I understand your desire not to be stuck in a situation where dh takes loads of child-free weddings, but surely you just say 'Right, dh, you are childcare for this one, so you've got one free pass at some point in the future. Not 5'. Plus presumably your parents would be happy to step in for his future bashes? So to be, your 'can't because dh might take the piss' bit is lame, as you do have a childcare option, you're just not prepared to take it.

But I tend to enjoy weddings, and like my friends, which I don't find is a given on MN!

belle002 · 07/04/2021 20:54

If a “close” friend of mine did this to me they most definitely wouldn’t be my close friend anymore. You should find at least one other person in your life who is able to look after your kids other than your mum and dad. Your mum and dad would also probably love to have this wedding experience with you and your husband, so you’re also taking that away by being weirdly inflexible. How far away is the wedding? If you were a good friend you’d start finding recommended babysitters who you could trust! Will be handy for future weddings too I expect.

DispensingShitAdviceSince2002 · 07/04/2021 20:54

OP, I know people get worked up about weddings, but they are a complete non-event. The only thing that matters is the marriage (and mine failed, so I'm not going to be preachy about this).

My DC are closer together in age than yours (would have been 6/4/2 then), but I had never left them during the day, never mind overnight, at that age.

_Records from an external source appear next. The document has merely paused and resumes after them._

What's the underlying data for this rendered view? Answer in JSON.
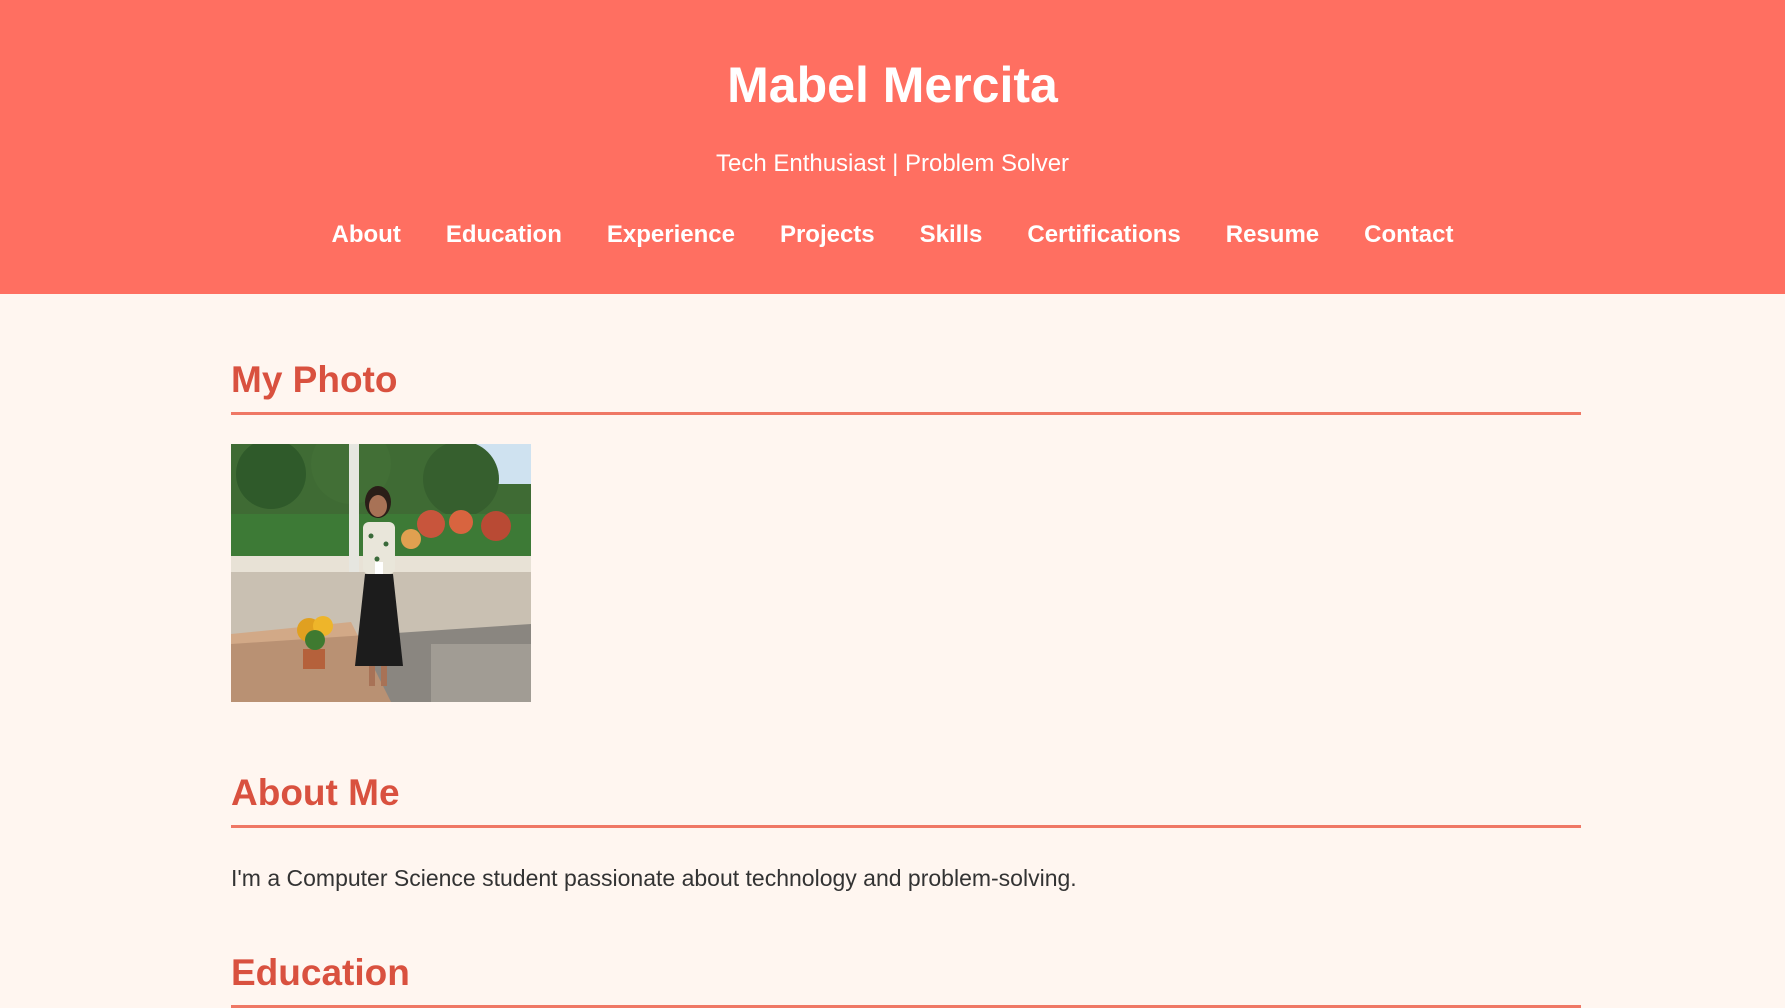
{
  "header": {
    "title": "Mabel Mercita",
    "tagline": "Tech Enthusiast | Problem Solver"
  },
  "nav": {
    "items": [
      "About",
      "Education",
      "Experience",
      "Projects",
      "Skills",
      "Certifications",
      "Resume",
      "Contact"
    ]
  },
  "sections": {
    "photo": {
      "title": "My Photo"
    },
    "about": {
      "title": "About Me",
      "text": "I'm a Computer Science student passionate about technology and problem-solving."
    },
    "education": {
      "title": "Education"
    }
  },
  "colors": {
    "header_bg": "#ff6f61",
    "page_bg": "#fff6f0",
    "section_title": "#d9513f",
    "divider": "#ef7865"
  }
}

One was at school by then, but it would have been a blanket no to leaving them for a wedding.

Maybe I'd have felt differently if we had lived close to either set of grandparents, but the nearest GP were 200 miles away, so it was never an option.

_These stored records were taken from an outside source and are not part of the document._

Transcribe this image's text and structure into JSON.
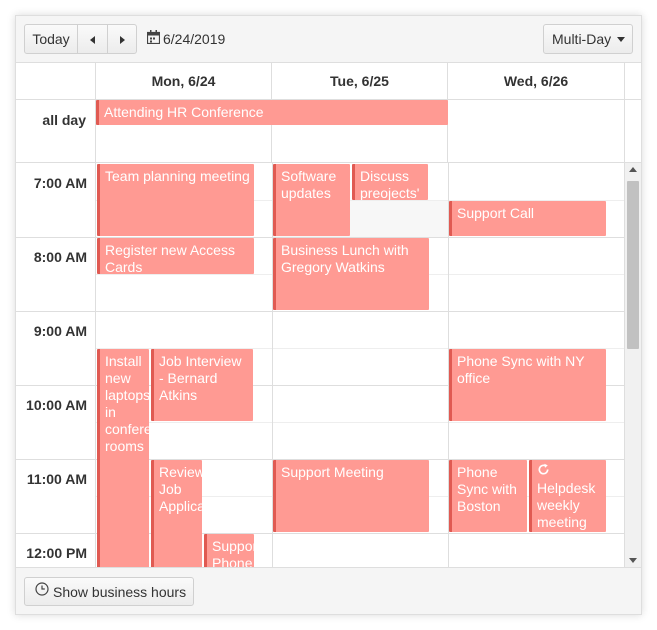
{
  "toolbar": {
    "today_label": "Today",
    "prev_icon": "chevron-left-icon",
    "next_icon": "chevron-right-icon",
    "calendar_icon": "calendar-icon",
    "date": "6/24/2019",
    "view_selected": "Multi-Day"
  },
  "days": [
    {
      "label": "Mon, 6/24"
    },
    {
      "label": "Tue, 6/25"
    },
    {
      "label": "Wed, 6/26"
    }
  ],
  "allday": {
    "label": "all day",
    "events": [
      {
        "title": "Attending HR Conference"
      }
    ]
  },
  "times": [
    "7:00 AM",
    "8:00 AM",
    "9:00 AM",
    "10:00 AM",
    "11:00 AM",
    "12:00 PM"
  ],
  "events": [
    {
      "title": "Team planning meeting"
    },
    {
      "title": "Register new Access Cards"
    },
    {
      "title": "Install new laptops in conference rooms"
    },
    {
      "title": "Job Interview - Bernard Atkins"
    },
    {
      "title": "Review Job Applications"
    },
    {
      "title": "Support Phone Sync"
    },
    {
      "title": "Software updates"
    },
    {
      "title": "Discuss preojects' deliveries"
    },
    {
      "title": "Business Lunch with Gregory Watkins"
    },
    {
      "title": "Support Meeting"
    },
    {
      "title": "Support Call"
    },
    {
      "title": "Phone Sync with NY office"
    },
    {
      "title": "Phone Sync with Boston"
    },
    {
      "title": "Helpdesk weekly meeting",
      "recurring": true,
      "icon": "recurrence-icon"
    }
  ],
  "footer": {
    "business_hours_label": "Show business hours",
    "clock_icon": "clock-icon"
  },
  "colors": {
    "event_fill": "#ff9a93",
    "event_border": "#e05a52",
    "toolbar_bg": "#f5f5f5",
    "grid_line": "#dedede"
  }
}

I would also say that, had XH been willing and able to look after the DC at that point (which he wasn't), I wouldn't have gone, because it wouldn't have been a good enough reason to leave them (in my opinion, though others may differ).

DispensingShitAdviceSince2002 · 07/04/2021 20:55

PS Over my dead body would any random babysitter have looked after them, even if the internet had existed when they were that age. Just no.

Grumblesigh · 07/04/2021 20:56

No one joyless enough to insist on no children has ever invited us to a wedding... of the dozens I have been to (not from UK originally, though, and I had never heard of such a thing pre-Mumsnet). But essentially... if you ban children, you're likely to ban some of their parents, too. The couple know that's what might happen when they plan it, surely?

ittakes2 · 07/04/2021 20:58

I think your whole my DP can't babysit because weddings are expensive and we would want to go together says it all really. You don't like her enough to invest the time and money on you going by yourself. You will only go if you get to also enjoy time with your DP. So yes as the bride I would think you didn't value the friendship. But that's Ok you don't have to like her that much.

Justyouwaitandseeagain · 07/04/2021 21:00

I wouldn’t but I lost two close friends, after I decided I couldn’t attend their weddings within 8 weeks of having my first baby Sad

AndwhenyougetthereFoffsomemore · 07/04/2021 21:01

OP, I also wonder how far in the future this planned wedding is? If you've got, say, a year to find a babysitter I'd be unimpressed as a bride and feel you'd decided not to try: if it's 4 weeks, fair enough!

HermioneMakepeace · 07/04/2021 21:01

DH’s best friend just sent us a wedding invitation for his wedding (we’re in Australia). We were really looking forward to it. DH and this guy have been friends since primary school.

However, the wedding is in a place famous for skiing during the height of skiing season and no children are invited.

So for us (and others probably), we would have to pay someone to stay at our house to look after our children, then flights, ridiculously expensive accommodation, clothes, present, etc.

Yeah. Nah. If you want us to spend $$$ going to your wedding, then the least you can do is invite the whole family.